Using karate to teach Olympic Values in Rwanda

25 Feb 2020
IOC News YOG Karate Rwanda

One of 53 social entrepreneurs engaged in the IOC Young Leaders Programme, Jean-Claude Rugigana is promoting the Olympic values through martial arts in Rwanda with the help of IOC funding.

What is the name of your Young Leaders project?

“It is called ‘Best Holidays Karate For Children’. I was inspired by the chance to positively impact my local community through sport, after attending the 59th International Session for Young Participants, which took place at the International Olympic Academy in Greece in June 2019. It was here I learned about the Young Leaders programme and I realised it could be an accelerator in making my dreams of contributing to the development of my country using sport.”

What is the goal of ‘Best Holidays Karate For Children’?

“My hope is that the project will help to contribute to achieving the United Nations’ third Sustainable Development Goal, which focuses on good health and well-being for all. The sports camp gives an opportunity to children to do something new and healthy during the school holidays and instil in them the Olympic values and develop their curiosity in sport and karate. The heart of Olympism is the peace and sustainable development that the world needs. I also hope that the project will help improve their academic performance when they return to school.”

How old are the children?

“They are between four and 16 years old. The first phase of the project took place in November and December 2019. The next phase will be in July and August this year, while the third and final phase is scheduled for November and December. The programme is based in Kigali, the capital of Rwanda and, so far, 152 children, including 47 girls, have taken part. I hope in the future, with the support of the government, to extend the project to other areas of the country.”

Was karate the only sport on offer?

“We were also able to give the children the chance to try badminton, basketball and sports chanbara, another martial art, as well as traditional Rwandan dance. We introduced these sports to try and make each day as lively, joyful and diverse as possible.”

What feedback have you had following the first phase of the project?

“I believe the fact we were able to attract more than 150 children to the camp was a sign of our success and put us on course to achieving our target of involving over 200 children by the end of the programme. I have also received many good comments from the children and their parents, who said they enjoyed the camp and the chance to experience sports that were new to them.”

What support have you had in delivering your project?

“Of course, I have been very grateful for the backing of the IOC and the financial support from Panasonic. In addition, I have worked closely with the Rwanda National Olympic and Sports Committee, the Ministry of Sports and the Rwanda Karate Federation, which provided an Olympic Values Education Programme educator, a sports development officer and karate coaches respectively. As a result, we had six coaches, plus eight volunteers, to ensure the children were able to get the most from their experience. Moving forward, I’m optimistic I can persuade investors to join me and help make the project even bigger.”
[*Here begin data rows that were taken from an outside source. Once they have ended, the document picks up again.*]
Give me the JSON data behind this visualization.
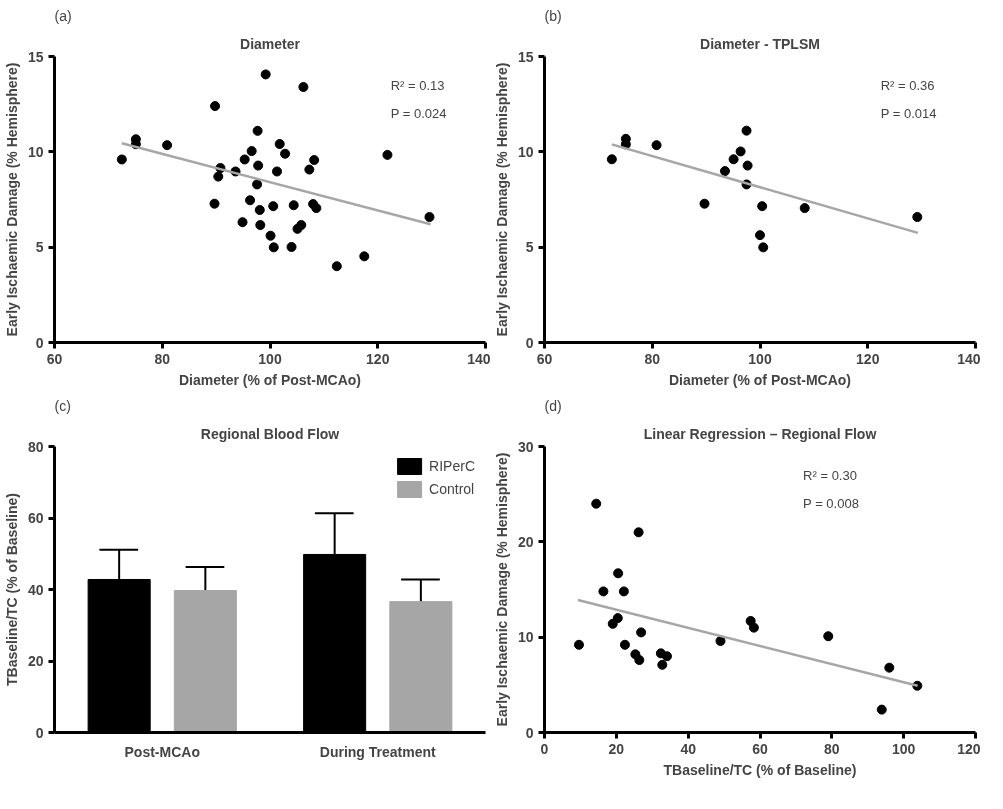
{
  "chart_data": [
    {
      "type": "scatter",
      "title": "Diameter",
      "xlabel": "Diameter (% of Post-MCAo)",
      "ylabel": "Early Ischaemic Damage (% Hemisphere)",
      "annotations": [
        "(a)",
        "R² = 0.13",
        "P = 0.024"
      ],
      "xlim": [
        60,
        140
      ],
      "xticks": [
        60,
        80,
        100,
        120,
        140
      ],
      "ylim": [
        0,
        15
      ],
      "yticks": [
        0,
        5,
        10,
        15
      ],
      "series": [
        {
          "marker": "circle",
          "color": "#000000",
          "x": [
            72.5,
            75.1,
            75.1,
            80.9,
            89.8,
            90.8,
            90.4,
            89.7,
            93.6,
            94.9,
            95.3,
            96.6,
            97.7,
            97.8,
            97.6,
            96.3,
            98.1,
            98.2,
            99.2,
            100.1,
            100.7,
            100.6,
            101.3,
            101.8,
            102.8,
            104.0,
            104.4,
            105.1,
            105.8,
            106.2,
            107.3,
            108.2,
            108.0,
            108.6,
            112.4,
            117.5,
            121.8,
            129.6
          ],
          "values": [
            9.6,
            10.66,
            10.4,
            10.35,
            12.4,
            9.15,
            8.7,
            7.28,
            8.97,
            6.31,
            9.6,
            10.04,
            11.1,
            9.28,
            8.29,
            7.46,
            6.95,
            6.16,
            14.06,
            5.6,
            4.99,
            7.15,
            8.97,
            10.41,
            9.9,
            5.01,
            7.2,
            5.96,
            6.16,
            13.4,
            9.07,
            9.57,
            7.26,
            7.05,
            4.0,
            4.52,
            9.84,
            6.58
          ]
        },
        {
          "type": "line",
          "color": "#a6a6a6",
          "x": [
            72.5,
            129.8
          ],
          "values": [
            10.45,
            6.2
          ]
        }
      ]
    },
    {
      "type": "scatter",
      "title": "Diameter - TPLSM",
      "xlabel": "Diameter (% of Post-MCAo)",
      "ylabel": "Early Ischaemic Damage (% Hemisphere)",
      "annotations": [
        "(b)",
        "R² = 0.36",
        "P = 0.014"
      ],
      "xlim": [
        60,
        140
      ],
      "xticks": [
        60,
        80,
        100,
        120,
        140
      ],
      "ylim": [
        0,
        15
      ],
      "yticks": [
        0,
        5,
        10,
        15
      ],
      "series": [
        {
          "marker": "circle",
          "color": "#000000",
          "x": [
            72.5,
            75.1,
            75.1,
            80.8,
            89.7,
            93.5,
            95.1,
            96.4,
            97.5,
            97.7,
            97.5,
            100.4,
            100.0,
            100.6,
            108.3,
            129.2
          ],
          "values": [
            9.61,
            10.68,
            10.39,
            10.35,
            7.28,
            8.99,
            9.61,
            10.02,
            11.11,
            9.28,
            8.29,
            7.15,
            5.63,
            4.99,
            7.05,
            6.58
          ]
        },
        {
          "type": "line",
          "color": "#a6a6a6",
          "x": [
            72.5,
            129.3
          ],
          "values": [
            10.39,
            5.75
          ]
        }
      ]
    },
    {
      "type": "bar",
      "title": "Regional Blood Flow",
      "ylabel": "TBaseline/TC (% of Baseline)",
      "annotations": [
        "(c)"
      ],
      "categories": [
        "Post-MCAo",
        "During Treatment"
      ],
      "ylim": [
        0,
        80
      ],
      "yticks": [
        0,
        20,
        40,
        60,
        80
      ],
      "legend": "top right",
      "series": [
        {
          "name": "RIPerC",
          "color": "#000000",
          "values": [
            42.8,
            49.8
          ],
          "errors": [
            8.3,
            11.5
          ]
        },
        {
          "name": "Control",
          "color": "#a6a6a6",
          "values": [
            39.7,
            36.6
          ],
          "errors": [
            6.6,
            6.2
          ]
        }
      ]
    },
    {
      "type": "scatter",
      "title": "Linear Regression – Regional Flow",
      "xlabel": "TBaseline/TC (% of Baseline)",
      "ylabel": "Early Ischaemic Damage (% Hemisphere)",
      "annotations": [
        "(d)",
        "R² = 0.30",
        "P = 0.008"
      ],
      "xlim": [
        0,
        120
      ],
      "xticks": [
        0,
        20,
        40,
        60,
        80,
        100,
        120
      ],
      "ylim": [
        0,
        30
      ],
      "yticks": [
        0,
        10,
        20,
        30
      ],
      "series": [
        {
          "marker": "circle",
          "color": "#000000",
          "x": [
            9.6,
            14.4,
            16.4,
            20.5,
            22.1,
            19.0,
            20.4,
            22.4,
            26.2,
            26.9,
            25.3,
            26.4,
            32.4,
            34.1,
            32.8,
            49.0,
            57.4,
            58.3,
            79.0,
            93.9,
            96.0,
            103.8
          ],
          "values": [
            9.2,
            24.0,
            14.8,
            16.7,
            14.8,
            11.4,
            12.0,
            9.2,
            21.0,
            10.5,
            8.2,
            7.6,
            8.3,
            8.0,
            7.1,
            9.6,
            11.7,
            11.0,
            10.1,
            2.4,
            6.8,
            4.9
          ]
        },
        {
          "type": "line",
          "color": "#a6a6a6",
          "x": [
            9.3,
            103.9
          ],
          "values": [
            13.9,
            4.9
          ]
        }
      ]
    }
  ]
}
You’re the General Secretary of the Rwanda Sports Chanbara Federation. Why opt for karate rather than chanbara as the main focus for your programme?

“They are both martial arts from Japan, but karate is more popular in Rwanda. Chanbara is still a relatively new sport here and I wanted the camp to be as accessible as possible. With the assistance of the head coach of the Rwandan Karate Federation, Mr Nkuranyabahizi Noel, I have been organising karate camps for children since 2016, and it seemed logical to continue with the same sport for my Young Leaders project. I have been practising karate for a decade now and have reached the level of third Dan.”

How have you invested your IOC seed funding?

“The money will be spent over all three phases of the project, and so far it has been so helpful in securing coaches for the camp, as well as buying equipment for the children.”

For the fourth year running, the IOC is grateful for the support of TOP Partner Panasonic, whose generosity has made it possible to further develop the IOC Young Leaders Programme.

Supported by a grant from the IOC of up to CHF 5,000, the new IOC cycle will see over 50 new and ongoing initiatives undertaken worldwide over the next 12 months. The previous 2018-19 cycle delivered 39 life-changing projects globally.

Each new initiative is focused on one of seven core themes: athlete-focused education; the environment; gender equality; healthy living; inclusion (disability) and inclusion (displaced and minority populations); and Olympic values education.